15.7.09

En un momento de GAKE NO UE NO PONYO, el niño protagonista, Sosuke, sale de la escuela corriendo intentando evadirse de la lluvia hasta que llega al asilo donde trabaja su madre. Esa escena tiene algo de táctil, de vivido, de paraíso perdido de la infancia. Cuando, ya en el lugar de destino y resguardado de la tormenta, Sosuke mira hacia el exterior, solo ve oscuridad, una tarde perdida seguramente. Es la magia del arte de Hayao Miyazaki, que nos hace pensar en nuestra niñez desde la, aparente, lejanía del dibujo animado. Así, nosotros, identificados con el niño, no podemos evitar sentir tristeza por esa tarde desperdiciada, esa tarde en la que el chico no ha podido disfrutar de los juegos de la infancia. Cuando éramos niños y llovía, muchas veces, nos refugiábamos en casa delante de la televisión. No había otro remedio. Y en bastantes de esas ocasiones nos decidíamos a ver una película (infantil, claro, éramos niños). Y hoy cuando ya hemos crecido, descubrimos Ponyo en el acantilado y pensamos lo bella que sería una de esas tardes de lluvia disfrutando la película de Miyazaki.

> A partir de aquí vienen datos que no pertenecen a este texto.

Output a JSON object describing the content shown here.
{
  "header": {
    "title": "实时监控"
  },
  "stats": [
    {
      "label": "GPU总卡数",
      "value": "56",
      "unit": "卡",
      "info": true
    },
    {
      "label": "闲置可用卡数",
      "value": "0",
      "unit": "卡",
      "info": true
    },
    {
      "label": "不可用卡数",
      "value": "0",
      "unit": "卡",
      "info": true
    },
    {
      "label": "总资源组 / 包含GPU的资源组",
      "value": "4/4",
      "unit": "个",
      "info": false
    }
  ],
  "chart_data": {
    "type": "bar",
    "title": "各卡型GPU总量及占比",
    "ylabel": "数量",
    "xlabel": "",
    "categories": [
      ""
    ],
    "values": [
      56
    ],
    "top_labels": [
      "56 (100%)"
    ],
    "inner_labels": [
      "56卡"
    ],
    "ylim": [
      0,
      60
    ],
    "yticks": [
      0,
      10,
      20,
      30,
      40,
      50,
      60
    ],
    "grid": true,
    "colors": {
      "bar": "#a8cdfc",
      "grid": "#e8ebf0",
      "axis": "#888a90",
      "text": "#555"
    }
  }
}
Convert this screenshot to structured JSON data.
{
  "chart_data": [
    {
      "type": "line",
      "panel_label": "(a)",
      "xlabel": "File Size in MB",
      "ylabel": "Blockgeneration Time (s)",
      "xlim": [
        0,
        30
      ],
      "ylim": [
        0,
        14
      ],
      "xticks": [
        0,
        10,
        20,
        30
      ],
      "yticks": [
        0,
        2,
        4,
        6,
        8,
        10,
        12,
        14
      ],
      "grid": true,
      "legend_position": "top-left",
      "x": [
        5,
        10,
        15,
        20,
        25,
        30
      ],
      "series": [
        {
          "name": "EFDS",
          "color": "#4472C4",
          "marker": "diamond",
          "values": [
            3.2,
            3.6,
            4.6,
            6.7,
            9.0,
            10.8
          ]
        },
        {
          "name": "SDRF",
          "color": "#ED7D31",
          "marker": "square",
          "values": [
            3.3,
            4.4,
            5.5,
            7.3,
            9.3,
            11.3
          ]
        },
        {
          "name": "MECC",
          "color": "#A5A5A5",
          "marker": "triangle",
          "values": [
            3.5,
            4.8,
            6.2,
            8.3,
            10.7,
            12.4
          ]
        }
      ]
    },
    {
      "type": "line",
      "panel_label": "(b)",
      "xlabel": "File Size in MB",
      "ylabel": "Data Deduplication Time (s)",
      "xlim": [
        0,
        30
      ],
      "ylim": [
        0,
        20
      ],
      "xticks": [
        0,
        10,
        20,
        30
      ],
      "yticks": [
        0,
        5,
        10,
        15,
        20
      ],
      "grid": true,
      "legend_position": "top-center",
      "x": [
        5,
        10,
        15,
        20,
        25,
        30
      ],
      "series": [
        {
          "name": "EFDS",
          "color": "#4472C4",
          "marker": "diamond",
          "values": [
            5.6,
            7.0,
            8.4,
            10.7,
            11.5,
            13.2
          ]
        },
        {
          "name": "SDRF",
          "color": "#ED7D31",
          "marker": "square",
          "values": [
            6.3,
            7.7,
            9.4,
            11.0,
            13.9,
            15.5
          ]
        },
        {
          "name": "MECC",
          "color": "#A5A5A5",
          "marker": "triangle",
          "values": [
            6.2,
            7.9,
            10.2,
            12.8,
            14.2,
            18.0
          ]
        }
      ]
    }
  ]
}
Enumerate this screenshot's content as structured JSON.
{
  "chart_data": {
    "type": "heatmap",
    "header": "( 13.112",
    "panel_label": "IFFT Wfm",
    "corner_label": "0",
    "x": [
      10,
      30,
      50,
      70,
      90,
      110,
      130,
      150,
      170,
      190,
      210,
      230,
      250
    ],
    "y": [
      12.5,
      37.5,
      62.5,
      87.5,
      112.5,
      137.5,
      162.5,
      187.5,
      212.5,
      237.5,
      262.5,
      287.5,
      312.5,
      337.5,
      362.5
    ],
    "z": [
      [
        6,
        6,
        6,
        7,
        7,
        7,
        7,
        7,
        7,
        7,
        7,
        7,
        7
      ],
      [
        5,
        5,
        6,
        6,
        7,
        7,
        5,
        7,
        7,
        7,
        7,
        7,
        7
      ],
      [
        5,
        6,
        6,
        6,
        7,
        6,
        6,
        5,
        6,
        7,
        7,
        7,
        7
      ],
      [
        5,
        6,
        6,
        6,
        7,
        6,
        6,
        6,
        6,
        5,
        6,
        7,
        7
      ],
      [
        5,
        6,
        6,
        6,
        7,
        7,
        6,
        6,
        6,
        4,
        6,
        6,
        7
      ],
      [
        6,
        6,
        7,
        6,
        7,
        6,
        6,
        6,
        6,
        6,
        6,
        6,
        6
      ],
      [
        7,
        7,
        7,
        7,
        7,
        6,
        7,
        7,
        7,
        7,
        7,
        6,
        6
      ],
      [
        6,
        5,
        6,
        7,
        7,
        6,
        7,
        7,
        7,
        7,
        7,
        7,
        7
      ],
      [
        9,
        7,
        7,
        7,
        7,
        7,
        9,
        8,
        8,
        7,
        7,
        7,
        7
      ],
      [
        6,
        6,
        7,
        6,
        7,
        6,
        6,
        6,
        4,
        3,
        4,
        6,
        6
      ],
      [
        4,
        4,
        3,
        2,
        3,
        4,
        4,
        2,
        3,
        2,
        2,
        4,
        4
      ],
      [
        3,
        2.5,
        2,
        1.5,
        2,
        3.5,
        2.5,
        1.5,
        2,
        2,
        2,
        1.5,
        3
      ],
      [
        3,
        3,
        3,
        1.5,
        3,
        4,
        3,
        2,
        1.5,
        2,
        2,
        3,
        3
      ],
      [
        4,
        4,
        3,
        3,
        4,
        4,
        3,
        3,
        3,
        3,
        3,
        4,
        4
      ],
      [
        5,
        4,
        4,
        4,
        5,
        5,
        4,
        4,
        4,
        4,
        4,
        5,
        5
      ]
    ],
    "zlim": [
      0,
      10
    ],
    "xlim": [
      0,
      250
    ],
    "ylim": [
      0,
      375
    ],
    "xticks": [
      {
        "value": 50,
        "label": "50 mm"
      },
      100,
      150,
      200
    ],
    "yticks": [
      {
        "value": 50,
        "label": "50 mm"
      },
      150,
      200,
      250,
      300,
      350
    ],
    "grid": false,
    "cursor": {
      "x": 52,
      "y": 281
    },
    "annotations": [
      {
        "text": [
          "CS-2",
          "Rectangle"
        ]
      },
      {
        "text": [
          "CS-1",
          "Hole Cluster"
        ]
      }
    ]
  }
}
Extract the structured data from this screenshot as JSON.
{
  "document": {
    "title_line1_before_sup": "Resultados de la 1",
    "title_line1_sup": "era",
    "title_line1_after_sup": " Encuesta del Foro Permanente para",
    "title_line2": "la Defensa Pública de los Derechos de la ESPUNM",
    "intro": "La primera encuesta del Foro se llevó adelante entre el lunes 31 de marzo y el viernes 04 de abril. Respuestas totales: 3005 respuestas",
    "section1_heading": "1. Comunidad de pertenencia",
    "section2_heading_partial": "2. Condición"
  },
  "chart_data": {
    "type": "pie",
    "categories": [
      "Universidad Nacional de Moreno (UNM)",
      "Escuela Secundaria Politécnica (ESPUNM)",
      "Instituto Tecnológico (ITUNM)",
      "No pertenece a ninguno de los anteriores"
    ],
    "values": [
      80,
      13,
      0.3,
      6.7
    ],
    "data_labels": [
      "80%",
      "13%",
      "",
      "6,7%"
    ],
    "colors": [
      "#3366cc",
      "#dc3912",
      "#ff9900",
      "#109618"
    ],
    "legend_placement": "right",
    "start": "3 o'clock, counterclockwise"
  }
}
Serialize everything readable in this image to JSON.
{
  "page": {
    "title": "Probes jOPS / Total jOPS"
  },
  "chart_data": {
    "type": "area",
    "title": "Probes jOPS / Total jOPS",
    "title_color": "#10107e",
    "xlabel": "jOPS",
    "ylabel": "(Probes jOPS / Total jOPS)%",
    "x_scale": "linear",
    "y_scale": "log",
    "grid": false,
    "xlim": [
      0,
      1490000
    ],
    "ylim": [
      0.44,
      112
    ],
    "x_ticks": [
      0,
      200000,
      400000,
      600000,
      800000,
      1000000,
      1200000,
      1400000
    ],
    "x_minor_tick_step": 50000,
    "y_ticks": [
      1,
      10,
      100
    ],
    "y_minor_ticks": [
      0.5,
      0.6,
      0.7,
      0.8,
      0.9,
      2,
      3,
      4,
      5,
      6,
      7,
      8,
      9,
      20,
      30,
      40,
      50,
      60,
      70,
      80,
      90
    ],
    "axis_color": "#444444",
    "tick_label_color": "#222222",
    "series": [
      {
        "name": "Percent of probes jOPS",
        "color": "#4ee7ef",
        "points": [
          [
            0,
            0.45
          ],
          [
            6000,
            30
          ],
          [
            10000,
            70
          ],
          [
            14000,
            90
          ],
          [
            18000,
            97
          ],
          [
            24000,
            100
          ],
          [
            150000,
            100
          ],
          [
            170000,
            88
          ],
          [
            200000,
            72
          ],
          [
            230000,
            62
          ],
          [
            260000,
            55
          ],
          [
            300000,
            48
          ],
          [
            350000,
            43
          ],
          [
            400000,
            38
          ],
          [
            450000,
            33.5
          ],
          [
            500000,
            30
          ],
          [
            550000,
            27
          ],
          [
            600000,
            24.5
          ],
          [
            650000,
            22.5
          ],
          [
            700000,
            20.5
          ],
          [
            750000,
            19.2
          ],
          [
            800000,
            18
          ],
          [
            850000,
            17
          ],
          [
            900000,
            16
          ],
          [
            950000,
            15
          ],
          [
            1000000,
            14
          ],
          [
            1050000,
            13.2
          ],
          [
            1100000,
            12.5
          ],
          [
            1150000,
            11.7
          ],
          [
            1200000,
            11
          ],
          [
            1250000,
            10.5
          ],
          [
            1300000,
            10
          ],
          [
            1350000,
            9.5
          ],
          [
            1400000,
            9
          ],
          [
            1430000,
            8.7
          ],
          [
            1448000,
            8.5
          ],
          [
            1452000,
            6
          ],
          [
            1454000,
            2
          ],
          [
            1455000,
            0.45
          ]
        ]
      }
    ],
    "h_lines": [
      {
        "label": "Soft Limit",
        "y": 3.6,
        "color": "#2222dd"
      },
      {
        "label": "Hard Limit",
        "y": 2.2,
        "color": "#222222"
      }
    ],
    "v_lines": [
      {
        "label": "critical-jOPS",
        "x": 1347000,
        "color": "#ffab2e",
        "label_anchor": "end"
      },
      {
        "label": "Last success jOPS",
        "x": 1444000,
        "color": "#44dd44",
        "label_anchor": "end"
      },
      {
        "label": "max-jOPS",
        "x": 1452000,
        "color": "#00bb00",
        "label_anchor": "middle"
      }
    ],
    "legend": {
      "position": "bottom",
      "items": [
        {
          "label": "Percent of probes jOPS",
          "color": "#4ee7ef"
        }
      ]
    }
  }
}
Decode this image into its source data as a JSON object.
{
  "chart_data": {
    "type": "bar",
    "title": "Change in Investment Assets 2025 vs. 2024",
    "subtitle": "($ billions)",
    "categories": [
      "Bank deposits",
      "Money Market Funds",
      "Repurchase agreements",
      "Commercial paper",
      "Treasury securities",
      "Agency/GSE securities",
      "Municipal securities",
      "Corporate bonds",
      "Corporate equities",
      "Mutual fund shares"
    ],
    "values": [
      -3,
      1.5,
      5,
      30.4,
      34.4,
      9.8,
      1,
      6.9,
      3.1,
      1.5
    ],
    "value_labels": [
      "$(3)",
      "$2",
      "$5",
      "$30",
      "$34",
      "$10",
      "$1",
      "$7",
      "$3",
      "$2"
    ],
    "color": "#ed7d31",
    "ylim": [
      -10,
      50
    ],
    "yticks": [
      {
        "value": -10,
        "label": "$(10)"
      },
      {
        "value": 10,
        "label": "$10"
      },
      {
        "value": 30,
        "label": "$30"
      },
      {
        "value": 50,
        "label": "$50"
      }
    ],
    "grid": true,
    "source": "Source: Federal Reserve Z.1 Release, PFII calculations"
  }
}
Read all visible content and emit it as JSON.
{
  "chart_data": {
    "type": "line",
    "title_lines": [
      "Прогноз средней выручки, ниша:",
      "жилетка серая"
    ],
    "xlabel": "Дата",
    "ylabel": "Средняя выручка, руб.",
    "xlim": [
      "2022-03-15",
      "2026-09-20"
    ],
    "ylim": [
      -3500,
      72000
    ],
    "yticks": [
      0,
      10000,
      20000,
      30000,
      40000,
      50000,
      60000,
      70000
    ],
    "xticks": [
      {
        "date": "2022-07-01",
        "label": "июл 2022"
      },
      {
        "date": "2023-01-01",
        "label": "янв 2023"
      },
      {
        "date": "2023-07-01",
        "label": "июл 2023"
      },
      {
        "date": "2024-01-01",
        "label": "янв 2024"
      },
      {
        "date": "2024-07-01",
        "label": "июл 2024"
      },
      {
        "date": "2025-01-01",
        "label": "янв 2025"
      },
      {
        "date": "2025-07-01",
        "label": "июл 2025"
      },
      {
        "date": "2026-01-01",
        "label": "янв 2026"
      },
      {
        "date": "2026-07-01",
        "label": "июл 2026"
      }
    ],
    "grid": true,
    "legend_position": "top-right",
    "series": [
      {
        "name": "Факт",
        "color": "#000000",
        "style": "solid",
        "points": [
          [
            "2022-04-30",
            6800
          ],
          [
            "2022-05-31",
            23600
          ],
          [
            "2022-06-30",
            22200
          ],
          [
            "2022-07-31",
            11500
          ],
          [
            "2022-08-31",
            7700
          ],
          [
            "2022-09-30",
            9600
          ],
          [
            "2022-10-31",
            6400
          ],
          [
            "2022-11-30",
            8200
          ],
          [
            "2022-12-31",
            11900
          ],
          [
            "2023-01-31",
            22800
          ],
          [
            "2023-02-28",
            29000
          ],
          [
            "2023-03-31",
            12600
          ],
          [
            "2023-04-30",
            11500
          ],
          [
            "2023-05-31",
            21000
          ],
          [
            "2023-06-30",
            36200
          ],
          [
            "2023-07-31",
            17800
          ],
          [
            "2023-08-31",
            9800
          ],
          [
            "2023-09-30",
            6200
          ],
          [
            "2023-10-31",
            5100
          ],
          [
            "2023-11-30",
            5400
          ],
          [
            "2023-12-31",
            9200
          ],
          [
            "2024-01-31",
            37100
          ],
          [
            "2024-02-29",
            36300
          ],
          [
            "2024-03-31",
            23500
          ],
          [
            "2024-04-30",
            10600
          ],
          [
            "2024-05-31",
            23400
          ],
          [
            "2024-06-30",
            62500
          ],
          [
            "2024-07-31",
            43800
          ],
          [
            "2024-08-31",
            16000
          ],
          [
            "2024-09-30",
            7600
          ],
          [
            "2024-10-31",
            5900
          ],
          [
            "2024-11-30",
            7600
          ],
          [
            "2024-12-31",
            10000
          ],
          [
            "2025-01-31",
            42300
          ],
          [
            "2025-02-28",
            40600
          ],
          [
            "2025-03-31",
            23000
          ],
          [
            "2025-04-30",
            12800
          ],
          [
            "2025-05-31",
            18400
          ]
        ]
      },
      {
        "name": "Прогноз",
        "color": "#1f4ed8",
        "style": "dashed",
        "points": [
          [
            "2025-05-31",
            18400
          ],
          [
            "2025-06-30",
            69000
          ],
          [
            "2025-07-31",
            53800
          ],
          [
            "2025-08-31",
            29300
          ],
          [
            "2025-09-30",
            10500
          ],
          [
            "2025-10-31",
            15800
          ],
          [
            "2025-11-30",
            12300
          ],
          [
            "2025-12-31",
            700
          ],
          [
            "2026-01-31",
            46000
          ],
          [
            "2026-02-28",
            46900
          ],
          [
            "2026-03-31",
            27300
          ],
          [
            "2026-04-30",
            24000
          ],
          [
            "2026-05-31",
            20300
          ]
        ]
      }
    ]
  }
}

Sin duda, está hecha para esas ocasiones.

La sencillez que dest
ila Ponyo en el acantilado es absolutamente deslumbrante. Miyazaki deja atrás la complejidad de sus últimas películas, y aborda ahora una suerte de “concentración mínima” de espacios y personajes, rindiéndolos todos ante el cuento y la fábula. De un lado tenemos la tierra, del otro el mar. Por un flanco, Sosuke; y por el otro, Ponyo, la princesa pez que experimentará una transformación en niña humana. Sosuke y su madre (tierra) ven poco al padre, su trabajo de marinero (mar) hace que tenga que pasar muchos días y noches fuera de casa. Mientras, las ancianas del asilo (concretamente una) pueden prever las tormentas y los maremotos, conocen bien el sentido de la fábula, un poco como el niño que descifra los códigos presentes en las cajas de cereales de La joven del agua. El paisaje dividido en dos se fundamenta en el choque, el de los mares con la tierra, y el acantilado se convierte entonces en el centro de un minimundo. Por una parte están el faro, la escuela, el asilo; todos conectados mediante caminos en curva que siguen la lógica de los entrantes y salientes del mar. Y este último, agitado o calmado en función de los acontecimientos (efecto apenas imperceptible, de una sutileza mágica), esconde oscuros sótanos subterráneos guarecidos entre rocas y plancton. Un paraíso de ensueño para ser habitado por los niños, para hacerles pensar e imaginar en lugares mentales idealizados, lugares que, cuando el niño haya crecido, recordará y le hará ordenar las cosas por partes, en una suerte de ensoñación fabulesca casi psicotrópica.